Sénégal: Des parlementaires africains pour une interdiction de l’excision
Par Idriss Linge - 07/05/2010
Ils souhaitent voir une résolution adoptée à ce propos, lors de la prochaine assemblée générale de l’ONU
Une résolution des nations unies contre l’excision
Des parlementaires de 27 pays africains ont appelé mardi l'ONU à instaurer en 2010 une "interdiction universelle" des "mutilations génitales féminines", au terme d'une conférence consacrée à l'excision à Dakar. La déclaration finale appelle la 65e Session de l'Assemblée générale des Nations-unies à adopter une résolution solennelle qui interdise les mutilations génitales féminines dans le monde, selon un communiqué publié à l'issue de la conférence interparlementaire. Les participants ont exhorté les gouvernements africains ainsi que la Communauté économique des États d'Afrique de l'Ouest, la Communauté des State de l'Afrique de l'Est et l'Union africaine, à porter et faire adopter cette résolution en 2010. Cette conférence était organisée conjointement par le ministère sénégalais de la Famille, l'association internationale No Peace Without Justice et l'Organisation sénégalaise La Palabre. Pratique culturelle controversée, l’excision rencontre de nombreux détracteurs qui considèrent la pratique comme une atteinte à l’intégrité physique et à l’intimité des femmes.
Une décision courageuse
Selon des observateurs joints à Dakar, l’appel lancé par ce réseau de parlementaires et d’organisations non gouvernementales est très courageux. En mai 2009, une affaire judiciaire impliquant les pratiques d’excision avait animé les débats. Dans certaines communautés de ce pays la pratique de l’excision n’est pas considérée comme un problème, au contraire. La mise en examen des parents qui avaient excisé leur fille de quatre ans avait déchainé les passions.
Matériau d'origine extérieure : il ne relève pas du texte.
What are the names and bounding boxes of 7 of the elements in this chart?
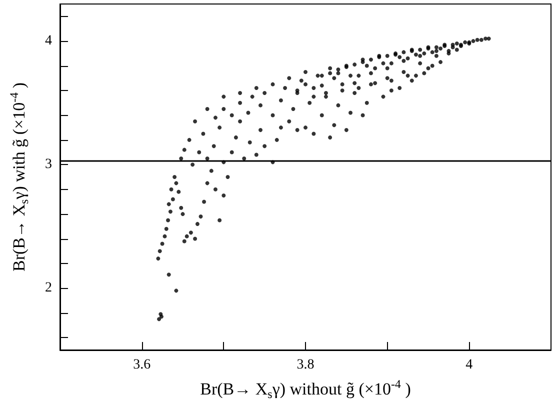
- y-tick-label: 3: [45, 157, 52, 172]
- x-tick-label: 4: [466, 358, 473, 372]
- y-tick-label: 2: [45, 280, 52, 296]
- x-tick-label: 3.6: [133, 358, 151, 372]
- y-tick-label: 4: [45, 34, 52, 49]
- y-axis-title: Br(B→ Xsγ) with g̃ (×10-4 ): [7, 82, 31, 272]
- x-tick-label: 3.8: [296, 358, 314, 372]
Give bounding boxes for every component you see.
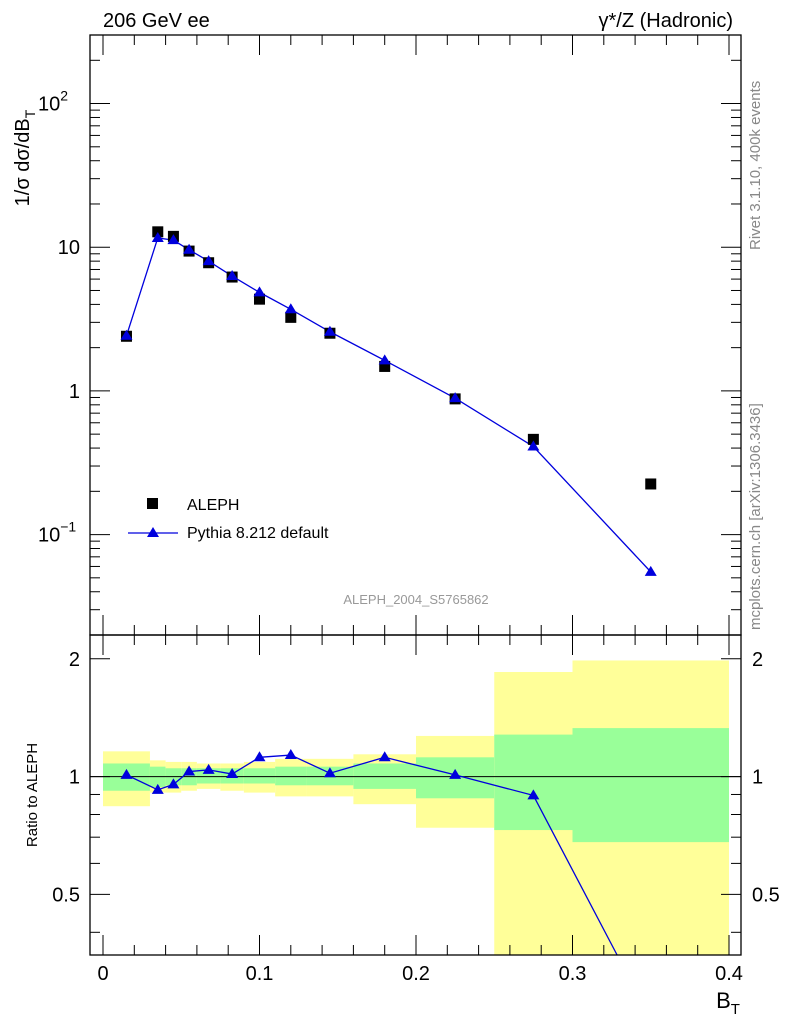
y-tick-label-main: 10 xyxy=(58,237,80,259)
y-tick-label-ratio: 1 xyxy=(69,767,80,789)
mc-line-main xyxy=(125,237,652,573)
rivet-label: Rivet 3.1.10, 400k events xyxy=(747,81,764,250)
ratio-point-mc xyxy=(253,751,266,762)
ratio-point-mc xyxy=(120,768,133,779)
x-axis-label: BT xyxy=(716,988,740,1018)
data-point-mc xyxy=(644,565,657,576)
legend-marker-aleph xyxy=(147,498,158,509)
ratio-point-mc xyxy=(202,763,215,774)
ratio-band-inner xyxy=(494,734,573,831)
y-axis-label-main: 1/σ dσ/dBT xyxy=(12,109,38,206)
ratio-band-inner xyxy=(275,766,307,786)
y-tick-label-ratio-right: 1 xyxy=(752,767,763,789)
data-point-aleph xyxy=(254,293,265,305)
data-point-mc xyxy=(527,440,540,451)
ratio-point-mc xyxy=(226,768,239,779)
y-axis-label-ratio: Ratio to ALEPH xyxy=(24,743,41,847)
y-tick-label-main: 102 xyxy=(38,88,68,116)
data-point-mc xyxy=(151,231,164,242)
y-tick-label-ratio: 0.5 xyxy=(52,884,80,906)
ratio-point-mc xyxy=(284,749,297,760)
data-point-mc xyxy=(120,329,133,340)
data-point-aleph xyxy=(285,311,297,323)
ratio-frame xyxy=(89,634,742,956)
ratio-point-mc xyxy=(151,783,164,794)
mcplots-label: mcplots.cern.ch [arXiv:1306.3436] xyxy=(747,403,764,630)
ratio-point-mc xyxy=(527,789,540,800)
ratio-band-inner xyxy=(196,768,221,784)
data-point-aleph xyxy=(152,226,164,238)
ratio-band-inner xyxy=(572,728,729,843)
chart-title-left: 206 GeV ee xyxy=(103,10,210,32)
data-point-mc xyxy=(378,354,391,365)
data-point-mc xyxy=(253,286,266,297)
ratio-band-inner xyxy=(243,768,276,784)
legend: ALEPH Pythia 8.212 default xyxy=(128,497,329,542)
main-panel: 10−1 1 10 102 ALEPH_2004_S5765862 ALEPH Pyt… xyxy=(12,34,742,636)
data-point-mc xyxy=(284,303,297,314)
data-point-mc xyxy=(323,325,336,336)
x-tick-label: 0.4 xyxy=(715,963,743,985)
x-tick-label: 0.2 xyxy=(402,963,430,985)
y-tick-label-ratio: 2 xyxy=(69,649,80,671)
data-point-aleph xyxy=(645,478,657,490)
data-point-aleph xyxy=(527,433,539,445)
data-point-mc xyxy=(449,392,462,403)
data-point-aleph xyxy=(379,360,391,372)
analysis-id-label: ALEPH_2004_S5765862 xyxy=(343,592,488,607)
chart-title-right: γ*/Z (Hadronic) xyxy=(599,10,733,32)
ratio-point-mc xyxy=(183,765,196,776)
ratio-point-mc xyxy=(323,767,336,778)
y-tick-label-ratio-right: 2 xyxy=(752,649,763,671)
main-frame xyxy=(89,34,742,636)
x-tick-label: 0.1 xyxy=(246,963,274,985)
y-tick-label-ratio-right: 0.5 xyxy=(752,884,780,906)
x-tick-label: 0 xyxy=(97,963,108,985)
legend-label-aleph: ALEPH xyxy=(187,497,239,514)
legend-marker-mc xyxy=(147,527,159,537)
data-point-mc xyxy=(202,255,215,266)
ratio-point-mc xyxy=(378,751,391,762)
y-tick-label-main: 10−1 xyxy=(38,519,76,547)
x-tick-label: 0.3 xyxy=(559,963,587,985)
y-tick-label-main: 1 xyxy=(69,381,80,403)
ratio-point-mc xyxy=(167,778,180,789)
ratio-point-mc xyxy=(449,768,462,779)
legend-label-mc: Pythia 8.212 default xyxy=(187,525,329,542)
ratio-panel: 0 0.1 0.2 0.3 0.4 0.5 0.5 1 1 2 2 Ratio to ALEPH B… xyxy=(24,634,780,1018)
data-point-mc xyxy=(183,243,196,254)
data-point-mc xyxy=(167,234,180,245)
data-point-mc xyxy=(226,270,239,281)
Des femmes assises lors de la manifestation
Certains religieux musulmans trouvent que l’Etat sénégalais mène une politique deux poids deux mesures au Sénégal. Il y a des choses beaucoup plus graves et indécentes qui sont pratiquées au Sénégal et qui sont indignes. Il s'agit notamment de la consommation de l'alcool, de la prostitution qui est aujourd'hui légalisée dans le pays, du phénomène des jeunes qui fument la cigarette et du chanvre indien. Autant de choses qui devaient être non autorisées et que nous autres imams dénonçons avec la dernière énergie, a déclaré dans une interview un dignitaire musulman sénégalais.
Une lutte de tous les jours
Les mutilations génitales féminines concernent toutes les interventions incluant l'ablation ou la lésion des organes génitaux externes de la femme, pratiquée pour des raisons culturelles ou religieuses. Chaque année, trois millions de filles sont excisées en Afrique. Voilà la déclaration faite en ouverture de conférence par la représentante locale du Fonds des Nations unies pour la population (UNFPA), Rose Gkuba. Elle citait un rapport de l'ONU. La pratique est combattue en raison des multiples atteintes aux droits de l’homme qu’elle entraine. Plusieurs pays en Afrique ont recours à cette pratique, dont certain à près de 83%. Selon un rapport de l’organisation des nations unies pour l’enfance, seulement 13 pays sur les 28 dans lesquelles se pratique l’excision ont une interdiction légale formelle. Les experts affirment d’ailleurs, qu’en raison de son caractère culturel et traditionnel, l'excision ne peut pas seulement se voir opposer le droit. La complicité des familles et des proches rend cette lutte législative sans effet direct. Cette approche n'est possible qu'une fois les mentalités éclairées. La lutte contre l’excision fait partie des grands programmes de l’Organisation mondiale de la santé (OMS) et de l’Unicef. Cette dernière a même fait du 8 février la «Journée internationale de tolérance zéro pour les mutilations génitales féminines». De nombreux traités internationaux évoquent également l'interdiction de l'excision et des mutilations sexuelles féminines en général.